Strona:Klemens Junosza - Suma na Kocimbrodzie.djvu/150

Z Wikiźródeł, wolnej biblioteki
Ta strona została skorygowana.

Zdaje się, że młody człowiek zrozumiał tę mowę oczu, gdyż ożywiał się z każdą chwilą i znać było po nim, że obecny moment napełnia go jeżeli nie zupełnem szczęściem, to co najmniej nadzieją, że w przyszłości to szczęście stanie się jego udziałem.

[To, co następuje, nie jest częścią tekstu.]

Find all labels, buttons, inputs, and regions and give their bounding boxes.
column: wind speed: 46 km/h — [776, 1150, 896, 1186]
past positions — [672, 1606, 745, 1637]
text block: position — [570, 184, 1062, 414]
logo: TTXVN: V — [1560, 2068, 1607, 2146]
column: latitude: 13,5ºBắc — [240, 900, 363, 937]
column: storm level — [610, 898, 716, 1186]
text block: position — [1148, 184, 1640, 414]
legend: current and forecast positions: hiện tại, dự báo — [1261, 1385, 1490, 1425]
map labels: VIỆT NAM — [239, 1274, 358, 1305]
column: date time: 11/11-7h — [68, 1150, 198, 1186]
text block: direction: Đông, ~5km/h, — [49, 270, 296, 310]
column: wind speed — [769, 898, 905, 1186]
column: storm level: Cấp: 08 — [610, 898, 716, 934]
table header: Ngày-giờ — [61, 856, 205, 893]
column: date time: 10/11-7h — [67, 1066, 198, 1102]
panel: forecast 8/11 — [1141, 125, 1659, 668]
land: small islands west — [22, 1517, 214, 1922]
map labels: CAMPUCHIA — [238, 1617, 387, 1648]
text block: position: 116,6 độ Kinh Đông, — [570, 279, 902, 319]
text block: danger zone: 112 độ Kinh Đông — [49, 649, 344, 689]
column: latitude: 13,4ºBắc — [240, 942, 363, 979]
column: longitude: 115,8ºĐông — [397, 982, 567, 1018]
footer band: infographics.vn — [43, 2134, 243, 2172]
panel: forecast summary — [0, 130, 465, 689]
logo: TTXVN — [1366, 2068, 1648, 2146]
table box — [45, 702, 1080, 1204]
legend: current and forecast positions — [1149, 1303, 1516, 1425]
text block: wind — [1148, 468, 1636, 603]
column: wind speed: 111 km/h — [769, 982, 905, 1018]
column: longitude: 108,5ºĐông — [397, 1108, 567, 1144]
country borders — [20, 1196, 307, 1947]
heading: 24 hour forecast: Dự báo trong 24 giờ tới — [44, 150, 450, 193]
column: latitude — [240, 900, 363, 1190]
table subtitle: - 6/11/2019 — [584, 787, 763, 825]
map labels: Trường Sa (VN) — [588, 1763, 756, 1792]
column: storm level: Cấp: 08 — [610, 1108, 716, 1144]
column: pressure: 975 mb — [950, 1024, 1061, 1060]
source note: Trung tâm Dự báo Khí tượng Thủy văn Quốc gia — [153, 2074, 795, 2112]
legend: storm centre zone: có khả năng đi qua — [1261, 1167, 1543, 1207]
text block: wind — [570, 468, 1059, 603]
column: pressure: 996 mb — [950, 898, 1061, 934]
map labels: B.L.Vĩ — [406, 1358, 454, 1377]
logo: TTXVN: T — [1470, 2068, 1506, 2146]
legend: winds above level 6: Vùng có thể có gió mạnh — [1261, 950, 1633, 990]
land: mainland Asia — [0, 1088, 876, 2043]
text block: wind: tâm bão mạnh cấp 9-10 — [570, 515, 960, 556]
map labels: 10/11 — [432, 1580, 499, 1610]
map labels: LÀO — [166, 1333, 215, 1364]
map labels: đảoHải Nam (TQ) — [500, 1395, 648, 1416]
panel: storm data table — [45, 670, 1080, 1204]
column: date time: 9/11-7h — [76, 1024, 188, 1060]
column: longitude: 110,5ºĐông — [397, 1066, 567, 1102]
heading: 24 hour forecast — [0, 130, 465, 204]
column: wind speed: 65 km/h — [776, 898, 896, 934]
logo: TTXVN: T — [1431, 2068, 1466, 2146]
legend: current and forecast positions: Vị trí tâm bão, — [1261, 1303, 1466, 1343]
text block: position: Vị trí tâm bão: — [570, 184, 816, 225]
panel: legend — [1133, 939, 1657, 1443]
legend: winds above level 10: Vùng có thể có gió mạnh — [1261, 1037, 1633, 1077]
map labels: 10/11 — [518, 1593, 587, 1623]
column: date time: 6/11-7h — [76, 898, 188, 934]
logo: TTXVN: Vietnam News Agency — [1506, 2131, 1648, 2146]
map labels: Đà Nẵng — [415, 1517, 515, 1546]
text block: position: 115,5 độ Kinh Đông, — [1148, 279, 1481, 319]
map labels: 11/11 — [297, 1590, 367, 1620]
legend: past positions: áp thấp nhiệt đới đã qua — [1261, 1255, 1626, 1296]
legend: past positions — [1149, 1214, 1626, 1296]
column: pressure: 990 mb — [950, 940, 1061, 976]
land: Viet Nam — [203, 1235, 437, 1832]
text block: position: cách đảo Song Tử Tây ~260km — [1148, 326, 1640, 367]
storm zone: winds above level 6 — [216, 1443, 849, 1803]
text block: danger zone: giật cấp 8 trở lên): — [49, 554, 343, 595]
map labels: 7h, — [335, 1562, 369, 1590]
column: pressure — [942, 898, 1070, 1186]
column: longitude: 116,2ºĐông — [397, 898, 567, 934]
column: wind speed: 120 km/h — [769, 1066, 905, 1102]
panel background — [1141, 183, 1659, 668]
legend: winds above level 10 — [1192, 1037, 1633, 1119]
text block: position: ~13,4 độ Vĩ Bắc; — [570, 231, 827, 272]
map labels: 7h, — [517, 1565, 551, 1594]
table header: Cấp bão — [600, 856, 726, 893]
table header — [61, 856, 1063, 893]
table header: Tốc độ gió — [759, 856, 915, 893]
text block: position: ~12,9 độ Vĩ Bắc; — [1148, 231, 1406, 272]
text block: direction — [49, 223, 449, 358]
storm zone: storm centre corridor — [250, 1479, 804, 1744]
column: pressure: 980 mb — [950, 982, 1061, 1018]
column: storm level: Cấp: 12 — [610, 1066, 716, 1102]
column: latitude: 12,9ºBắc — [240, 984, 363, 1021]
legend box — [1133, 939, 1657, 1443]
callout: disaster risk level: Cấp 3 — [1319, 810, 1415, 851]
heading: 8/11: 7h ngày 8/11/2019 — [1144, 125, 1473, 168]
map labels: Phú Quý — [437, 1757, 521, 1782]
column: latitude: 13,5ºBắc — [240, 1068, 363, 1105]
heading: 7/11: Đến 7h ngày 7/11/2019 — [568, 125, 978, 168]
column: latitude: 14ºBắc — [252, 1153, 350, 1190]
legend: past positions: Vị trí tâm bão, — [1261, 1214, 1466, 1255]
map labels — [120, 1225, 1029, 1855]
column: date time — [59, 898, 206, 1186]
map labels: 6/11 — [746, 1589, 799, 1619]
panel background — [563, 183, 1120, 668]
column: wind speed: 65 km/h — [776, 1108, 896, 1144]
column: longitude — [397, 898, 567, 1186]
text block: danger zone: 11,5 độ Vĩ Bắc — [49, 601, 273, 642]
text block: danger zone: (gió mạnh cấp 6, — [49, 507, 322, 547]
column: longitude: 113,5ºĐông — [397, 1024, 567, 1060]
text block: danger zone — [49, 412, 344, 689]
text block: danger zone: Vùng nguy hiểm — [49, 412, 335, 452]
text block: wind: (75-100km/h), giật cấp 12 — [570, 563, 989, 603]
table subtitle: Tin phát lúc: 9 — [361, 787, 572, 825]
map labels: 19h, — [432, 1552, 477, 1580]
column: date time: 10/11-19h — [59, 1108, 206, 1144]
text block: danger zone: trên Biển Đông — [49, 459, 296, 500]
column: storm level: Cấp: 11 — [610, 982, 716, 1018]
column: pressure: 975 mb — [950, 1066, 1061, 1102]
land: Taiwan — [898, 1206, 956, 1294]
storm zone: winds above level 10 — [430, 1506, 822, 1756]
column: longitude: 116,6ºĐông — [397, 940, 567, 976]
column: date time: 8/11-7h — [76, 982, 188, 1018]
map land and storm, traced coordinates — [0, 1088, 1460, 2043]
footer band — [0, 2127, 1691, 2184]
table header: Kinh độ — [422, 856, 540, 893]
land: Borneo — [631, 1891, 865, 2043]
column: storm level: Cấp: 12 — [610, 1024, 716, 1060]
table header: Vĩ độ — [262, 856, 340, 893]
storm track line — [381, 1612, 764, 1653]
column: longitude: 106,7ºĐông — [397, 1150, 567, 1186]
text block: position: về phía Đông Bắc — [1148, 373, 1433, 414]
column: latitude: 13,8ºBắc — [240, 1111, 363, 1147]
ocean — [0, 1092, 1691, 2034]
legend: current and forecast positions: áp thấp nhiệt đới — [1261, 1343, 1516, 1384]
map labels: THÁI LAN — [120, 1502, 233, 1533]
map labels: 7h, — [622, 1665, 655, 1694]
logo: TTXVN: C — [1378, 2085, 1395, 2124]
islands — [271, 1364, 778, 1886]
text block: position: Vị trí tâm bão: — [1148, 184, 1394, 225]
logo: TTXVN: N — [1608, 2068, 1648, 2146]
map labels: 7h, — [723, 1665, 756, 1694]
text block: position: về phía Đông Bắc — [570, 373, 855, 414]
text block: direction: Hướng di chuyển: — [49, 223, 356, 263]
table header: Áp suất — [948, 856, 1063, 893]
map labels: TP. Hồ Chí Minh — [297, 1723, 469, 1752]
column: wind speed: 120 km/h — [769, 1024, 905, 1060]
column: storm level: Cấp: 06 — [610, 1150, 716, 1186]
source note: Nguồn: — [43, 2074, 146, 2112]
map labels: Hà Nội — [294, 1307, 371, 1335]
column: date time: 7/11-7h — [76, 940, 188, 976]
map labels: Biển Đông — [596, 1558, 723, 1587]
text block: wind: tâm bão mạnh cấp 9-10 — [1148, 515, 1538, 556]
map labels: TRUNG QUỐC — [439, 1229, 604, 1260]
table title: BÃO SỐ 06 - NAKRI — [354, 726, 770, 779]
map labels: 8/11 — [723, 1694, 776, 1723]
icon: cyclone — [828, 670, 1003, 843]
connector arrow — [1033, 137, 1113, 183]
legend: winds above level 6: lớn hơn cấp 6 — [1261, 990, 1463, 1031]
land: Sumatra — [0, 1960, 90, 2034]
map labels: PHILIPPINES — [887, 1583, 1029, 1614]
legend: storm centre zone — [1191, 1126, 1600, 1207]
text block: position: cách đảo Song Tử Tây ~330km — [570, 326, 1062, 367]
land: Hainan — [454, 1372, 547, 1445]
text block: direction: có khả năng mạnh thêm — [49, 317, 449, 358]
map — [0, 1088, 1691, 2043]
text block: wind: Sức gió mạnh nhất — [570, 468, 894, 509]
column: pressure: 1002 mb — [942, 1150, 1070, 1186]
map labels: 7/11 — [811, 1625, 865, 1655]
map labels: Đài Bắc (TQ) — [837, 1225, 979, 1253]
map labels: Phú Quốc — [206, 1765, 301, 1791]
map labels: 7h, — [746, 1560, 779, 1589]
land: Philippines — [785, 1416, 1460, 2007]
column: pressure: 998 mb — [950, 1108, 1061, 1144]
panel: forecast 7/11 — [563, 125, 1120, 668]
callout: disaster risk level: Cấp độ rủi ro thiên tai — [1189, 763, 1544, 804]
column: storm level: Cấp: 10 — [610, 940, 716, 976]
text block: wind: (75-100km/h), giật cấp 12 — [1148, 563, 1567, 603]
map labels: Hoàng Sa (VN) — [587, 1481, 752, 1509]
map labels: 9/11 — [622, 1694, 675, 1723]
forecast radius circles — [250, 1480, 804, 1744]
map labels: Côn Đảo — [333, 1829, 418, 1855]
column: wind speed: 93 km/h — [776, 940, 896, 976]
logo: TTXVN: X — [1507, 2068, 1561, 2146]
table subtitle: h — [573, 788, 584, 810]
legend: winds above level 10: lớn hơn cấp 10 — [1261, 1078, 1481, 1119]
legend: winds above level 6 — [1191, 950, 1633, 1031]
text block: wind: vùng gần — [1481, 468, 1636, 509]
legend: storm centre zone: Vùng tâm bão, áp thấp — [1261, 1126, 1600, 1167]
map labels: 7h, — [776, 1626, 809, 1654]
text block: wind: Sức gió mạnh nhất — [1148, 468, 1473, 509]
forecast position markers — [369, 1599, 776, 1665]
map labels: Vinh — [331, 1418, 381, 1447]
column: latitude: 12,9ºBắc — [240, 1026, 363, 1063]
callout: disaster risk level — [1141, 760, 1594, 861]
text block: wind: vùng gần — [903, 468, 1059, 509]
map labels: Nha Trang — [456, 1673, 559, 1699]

Przy pożegnaniu, kiedy już ogniste siwki stały przed gankiem, panna Bolesława uścisnęła wyciągniętą do niej silną dłoń Konrada, a uprzejmy gospodarz ucałował go, starodawnym obyczajem, w oba policzki — i serdecznie zapraszał, aby Łopiankowa nie omijał i często ubogie jego progi nawiedzał.
Pan Konrad przyjechał za tydzień, i znów za tydzień, i jeszcze raz za tydzień, potem bywał co dwa dni, wreszcie zdobył się na odwagę i, upatrzywszy chwilę stosowną, wyznał pannie Sławci, że bez niej żyć nie może, i że jeżeli nie zdobędzie jej serca i nie otrzyma rączki, to w takim razie sam nie wie, co zrobi.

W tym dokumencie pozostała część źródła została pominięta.